LSB Version: :core-4.1-amd64:core-4.1-noarch Distributor ID: CentOS Description: CentOS Linux release 7.9.2009 (Core) Release: 7.9.2009 Codename: Core

12-of-23.fa.out.gz

wharvey31 avatar Sep 27 '21 18:09 wharvey31

Thanks for reporting this problem. Something strange has happened in this output file; some IDs are missing. The first missing ID is on line 3197 of the (uncompressed) file; there seems to be a particularly tricky SVA element there. For a "quick and dirty" fix, I suggest hand-editing that and the nearby lines to put an ID in - perhaps 2673 to match the other nearby SVA fragments.

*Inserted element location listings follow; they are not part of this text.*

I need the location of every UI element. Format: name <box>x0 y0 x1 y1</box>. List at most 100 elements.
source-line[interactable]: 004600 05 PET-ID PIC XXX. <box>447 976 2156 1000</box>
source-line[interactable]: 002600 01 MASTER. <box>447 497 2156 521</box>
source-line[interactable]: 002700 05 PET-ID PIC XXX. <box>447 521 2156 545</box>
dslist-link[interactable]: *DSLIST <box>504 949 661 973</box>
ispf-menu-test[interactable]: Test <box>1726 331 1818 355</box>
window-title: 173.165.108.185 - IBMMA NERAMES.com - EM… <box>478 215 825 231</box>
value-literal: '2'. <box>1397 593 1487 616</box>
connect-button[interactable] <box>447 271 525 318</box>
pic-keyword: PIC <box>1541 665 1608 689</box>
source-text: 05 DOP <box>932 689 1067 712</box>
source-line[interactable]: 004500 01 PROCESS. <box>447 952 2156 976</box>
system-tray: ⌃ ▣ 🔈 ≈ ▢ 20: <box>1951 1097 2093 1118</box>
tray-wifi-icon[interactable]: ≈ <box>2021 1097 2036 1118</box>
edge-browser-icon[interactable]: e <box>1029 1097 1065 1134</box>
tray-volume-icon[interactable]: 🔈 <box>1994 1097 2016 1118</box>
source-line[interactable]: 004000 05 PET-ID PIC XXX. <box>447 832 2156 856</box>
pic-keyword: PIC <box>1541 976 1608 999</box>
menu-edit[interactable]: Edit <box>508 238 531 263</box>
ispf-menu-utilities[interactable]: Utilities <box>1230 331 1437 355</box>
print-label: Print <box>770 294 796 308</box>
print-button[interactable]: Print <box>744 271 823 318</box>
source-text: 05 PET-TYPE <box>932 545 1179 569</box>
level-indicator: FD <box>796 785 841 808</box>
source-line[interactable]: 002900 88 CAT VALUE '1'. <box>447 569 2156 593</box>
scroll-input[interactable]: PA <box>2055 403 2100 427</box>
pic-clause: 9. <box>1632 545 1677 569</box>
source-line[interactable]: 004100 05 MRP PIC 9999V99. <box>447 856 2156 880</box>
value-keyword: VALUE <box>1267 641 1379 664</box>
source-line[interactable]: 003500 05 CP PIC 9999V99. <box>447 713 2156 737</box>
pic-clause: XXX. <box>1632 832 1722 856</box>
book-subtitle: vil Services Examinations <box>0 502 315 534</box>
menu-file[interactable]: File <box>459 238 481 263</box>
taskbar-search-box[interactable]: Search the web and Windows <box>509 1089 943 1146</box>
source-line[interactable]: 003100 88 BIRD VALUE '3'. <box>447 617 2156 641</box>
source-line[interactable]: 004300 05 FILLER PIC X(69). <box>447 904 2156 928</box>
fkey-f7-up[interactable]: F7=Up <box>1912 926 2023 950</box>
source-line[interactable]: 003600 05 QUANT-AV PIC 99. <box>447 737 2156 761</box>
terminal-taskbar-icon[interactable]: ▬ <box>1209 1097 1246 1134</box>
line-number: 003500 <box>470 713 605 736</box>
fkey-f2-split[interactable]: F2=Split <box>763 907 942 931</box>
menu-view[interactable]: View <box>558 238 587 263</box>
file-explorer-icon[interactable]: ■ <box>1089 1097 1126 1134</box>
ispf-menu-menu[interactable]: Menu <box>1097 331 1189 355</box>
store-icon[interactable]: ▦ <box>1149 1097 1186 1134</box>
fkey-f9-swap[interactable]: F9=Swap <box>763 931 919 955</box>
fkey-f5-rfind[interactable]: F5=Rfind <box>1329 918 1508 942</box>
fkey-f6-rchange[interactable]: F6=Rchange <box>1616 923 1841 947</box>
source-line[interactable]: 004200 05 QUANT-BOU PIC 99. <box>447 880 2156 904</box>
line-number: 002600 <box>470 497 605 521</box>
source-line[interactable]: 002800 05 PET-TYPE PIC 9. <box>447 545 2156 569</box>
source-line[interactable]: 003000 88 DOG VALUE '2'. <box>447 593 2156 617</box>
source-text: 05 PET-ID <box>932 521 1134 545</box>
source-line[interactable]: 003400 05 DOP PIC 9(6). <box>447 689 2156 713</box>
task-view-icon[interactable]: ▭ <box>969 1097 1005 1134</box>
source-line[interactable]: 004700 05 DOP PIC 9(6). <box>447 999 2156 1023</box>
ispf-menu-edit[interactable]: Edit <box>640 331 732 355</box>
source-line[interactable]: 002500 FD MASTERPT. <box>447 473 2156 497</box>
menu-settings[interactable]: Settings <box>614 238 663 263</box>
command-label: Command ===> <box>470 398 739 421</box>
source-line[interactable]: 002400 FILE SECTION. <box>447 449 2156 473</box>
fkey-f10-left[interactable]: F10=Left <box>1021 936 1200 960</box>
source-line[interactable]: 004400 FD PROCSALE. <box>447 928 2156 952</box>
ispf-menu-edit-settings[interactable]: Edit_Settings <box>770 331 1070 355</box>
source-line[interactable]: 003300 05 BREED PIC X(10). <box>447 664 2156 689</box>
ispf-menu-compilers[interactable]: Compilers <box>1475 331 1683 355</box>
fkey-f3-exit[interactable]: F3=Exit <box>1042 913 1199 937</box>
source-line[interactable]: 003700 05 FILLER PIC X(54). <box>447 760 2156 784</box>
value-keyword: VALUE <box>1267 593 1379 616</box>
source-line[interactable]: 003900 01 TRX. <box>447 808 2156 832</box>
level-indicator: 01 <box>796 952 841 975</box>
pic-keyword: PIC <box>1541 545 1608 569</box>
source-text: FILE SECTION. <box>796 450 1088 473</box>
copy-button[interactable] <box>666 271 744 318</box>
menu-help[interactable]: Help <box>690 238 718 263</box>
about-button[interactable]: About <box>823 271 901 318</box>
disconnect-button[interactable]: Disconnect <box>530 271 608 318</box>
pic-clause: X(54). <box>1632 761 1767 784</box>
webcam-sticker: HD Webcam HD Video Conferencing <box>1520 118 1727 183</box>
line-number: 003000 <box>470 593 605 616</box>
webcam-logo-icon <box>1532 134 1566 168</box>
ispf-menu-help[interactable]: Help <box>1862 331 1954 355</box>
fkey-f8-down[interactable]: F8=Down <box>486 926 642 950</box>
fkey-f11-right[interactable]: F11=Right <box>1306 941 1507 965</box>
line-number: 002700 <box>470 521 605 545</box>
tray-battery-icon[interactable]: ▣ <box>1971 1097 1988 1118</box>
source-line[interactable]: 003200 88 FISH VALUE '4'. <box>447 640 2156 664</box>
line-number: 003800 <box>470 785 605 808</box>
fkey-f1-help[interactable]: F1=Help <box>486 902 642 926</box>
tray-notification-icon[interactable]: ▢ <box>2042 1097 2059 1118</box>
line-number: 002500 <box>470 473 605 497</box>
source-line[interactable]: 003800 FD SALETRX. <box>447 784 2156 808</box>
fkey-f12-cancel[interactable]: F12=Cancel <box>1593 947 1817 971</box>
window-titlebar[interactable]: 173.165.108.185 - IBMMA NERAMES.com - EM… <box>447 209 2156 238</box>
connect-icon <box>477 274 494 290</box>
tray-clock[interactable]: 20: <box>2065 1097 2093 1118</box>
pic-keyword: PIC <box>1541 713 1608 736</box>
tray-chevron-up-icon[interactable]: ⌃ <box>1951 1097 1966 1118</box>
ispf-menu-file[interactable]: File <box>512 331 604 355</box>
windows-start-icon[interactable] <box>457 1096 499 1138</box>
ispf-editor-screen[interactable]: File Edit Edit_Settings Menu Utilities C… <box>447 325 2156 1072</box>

The cause of this problem was in RepeatMasker, specifically the ProcessRepeats program. It should never produce lines with "missing" IDs such as this. Do you have a corresponding .cat file for this output? If you can send it to us, it should help us to troubleshoot the issue more thoroughly.

jebrosen avatar Oct 12 '21 22:10 jebrosen

Yep. You can find the cat file here: https://eichlerlab.gs.washington.edu/public/wharvey/RM_test/12-of-23.fa.cat.gz. Too large to attach here.

Thanks!

wharvey31 avatar Oct 12 '21 23:10 wharvey31

Thank you! I have successfully reproduced the problem with this input file, and I expect that it should help immensely in narrowing down the cause of the error.

jebrosen avatar Oct 13 '21 18:10 jebrosen

This problem has been identified and should be fixed in the upcoming 4.1.3 release.

rmhubley avatar Aug 24 '22 17:08 rmhubley